Miami County chief building official Rob England issued an adjudication order on March 27, declaring the Tavern Building an unsafe building/serious hazard and requiring abatement of the hazardous conditions within 14 days.

Workers from Bruns Contracting began demolition of part of the Tavern Building on Wednesday, March 29. Demolition work was halted later that morning by the injunction order issued by Wall.

Mr. Kimmel “had his hand-picked structural engineer submit a report questioning the building’s structural integrity to the county’s Chief Building Officer in a bid to bypass the city’s zoning code – his latest attempt to demolish one of Miami County’s most historic structures,” the THPA statement said. “A similar tactic was used in the fall of 2020. At that time, the city had an independent structural engineer check the work of the property owner’s structural engineer; the independent structural engineer disagreed with key findings.”
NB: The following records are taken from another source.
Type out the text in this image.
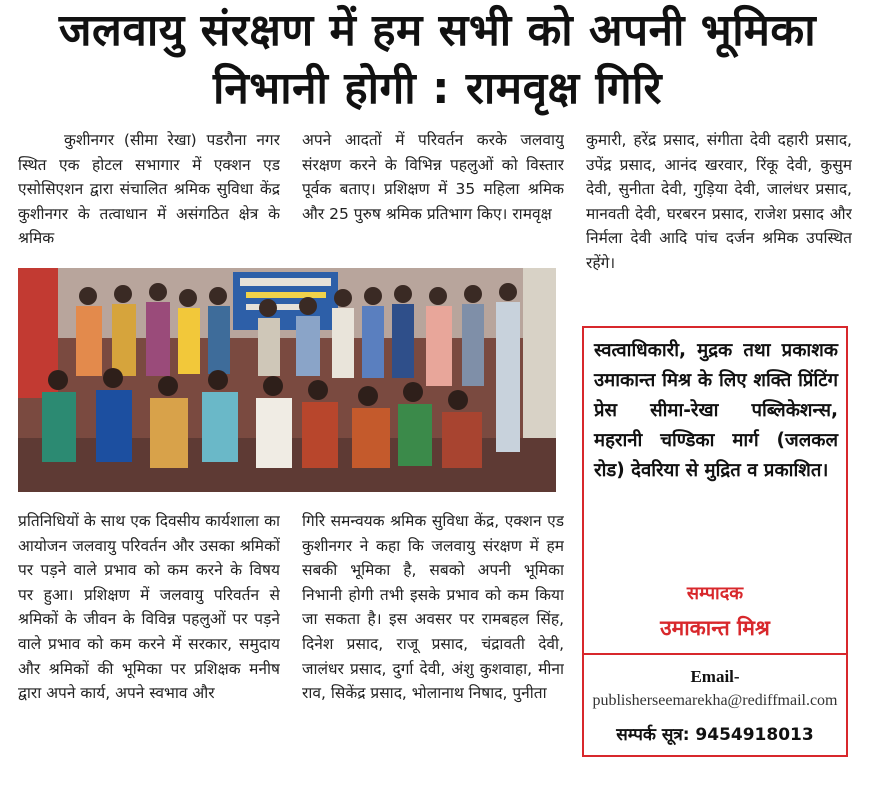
जलवायु संरक्षण में हम सभी को अपनी भूमिका निभानी होगी : रामवृक्ष गिरि

कुशीनगर (सीमा रेखा) पडरौना नगर स्थित एक होटल सभागार में एक्शन एड एसोसिएशन द्वारा संचालित श्रमिक सुविधा केंद्र कुशीनगर के तत्वाधान में असंगठित क्षेत्र के श्रमिक

अपने आदतों में परिवर्तन करके जलवायु संरक्षण करने के विभिन्न पहलुओं को विस्तार पूर्वक बताए। प्रशिक्षण में 35 महिला श्रमिक और 25 पुरुष श्रमिक प्रतिभाग किए। रामवृक्ष

कुमारी, हरेंद्र प्रसाद, संगीता देवी दहारी प्रसाद, उपेंद्र प्रसाद, आनंद खरवार, रिंकू देवी, कुसुम देवी, सुनीता देवी, गुड़िया देवी, जालंधर प्रसाद, मानवती देवी, घरबरन प्रसाद, राजेश प्रसाद और निर्मला देवी आदि पांच दर्जन श्रमिक उपस्थित रहेंगे।

प्रतिनिधियों के साथ एक दिवसीय कार्यशाला का आयोजन जलवायु परिवर्तन और उसका श्रमिकों पर पड़ने वाले प्रभाव को कम करने के विषय पर हुआ। प्रशिक्षण में जलवायु परिवर्तन से श्रमिकों के जीवन के विविन्न पहलुओं पर पड़ने वाले प्रभाव को कम करने में सरकार, समुदाय और श्रमिकों की भूमिका पर प्रशिक्षक मनीष द्वारा अपने कार्य, अपने स्वभाव और

गिरि समन्वयक श्रमिक सुविधा केंद्र, एक्शन एड कुशीनगर ने कहा कि जलवायु संरक्षण में हम सबकी भूमिका है, सबको अपनी भूमिका निभानी होगी तभी इसके प्रभाव को कम किया जा सकता है। इस अवसर पर रामबहल सिंह, दिनेश प्रसाद, राजू प्रसाद, चंद्रावती देवी, जालंधर प्रसाद, दुर्गा देवी, अंशु कुशवाहा, मीना राव, सिकेंद्र प्रसाद, भोलानाथ निषाद, पुनीता

स्वत्वाधिकारी, मुद्रक तथा प्रकाशक उमाकान्त मिश्र के लिए शक्ति प्रिंटिंग प्रेस सीमा-रेखा पब्लिकेशन्स, महरानी चण्डिका मार्ग (जलकल रोड) देवरिया से मुद्रित व प्रकाशित।
सम्पादक
उमाकान्त मिश्र
Email-
publisherseemarekha@rediffmail.com
सम्पर्क सूत्र: 9454918013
“An evaluation of the building must be made by an independent structural engineer who must be given full access to the building,” the statement said. “We are grateful that a Miami County Common Pleas Court judge ordered exactly that. This building’s fate must not rest on evaluations made by individuals who have been hired by the property owner, and Miami County’s adjudication process must not hinge on assessments by individuals who may have potential conflicts of interest. Troy and Miami County deserve better.”

Attorneys for Kimmel said they are also in the process of issuing a statement regarding Wall’s ruling. In addition to the Tavern Building, Kimmel also owns the Brewery, Purebread Coffee and 10 N. Market St. buildings, Titterington said.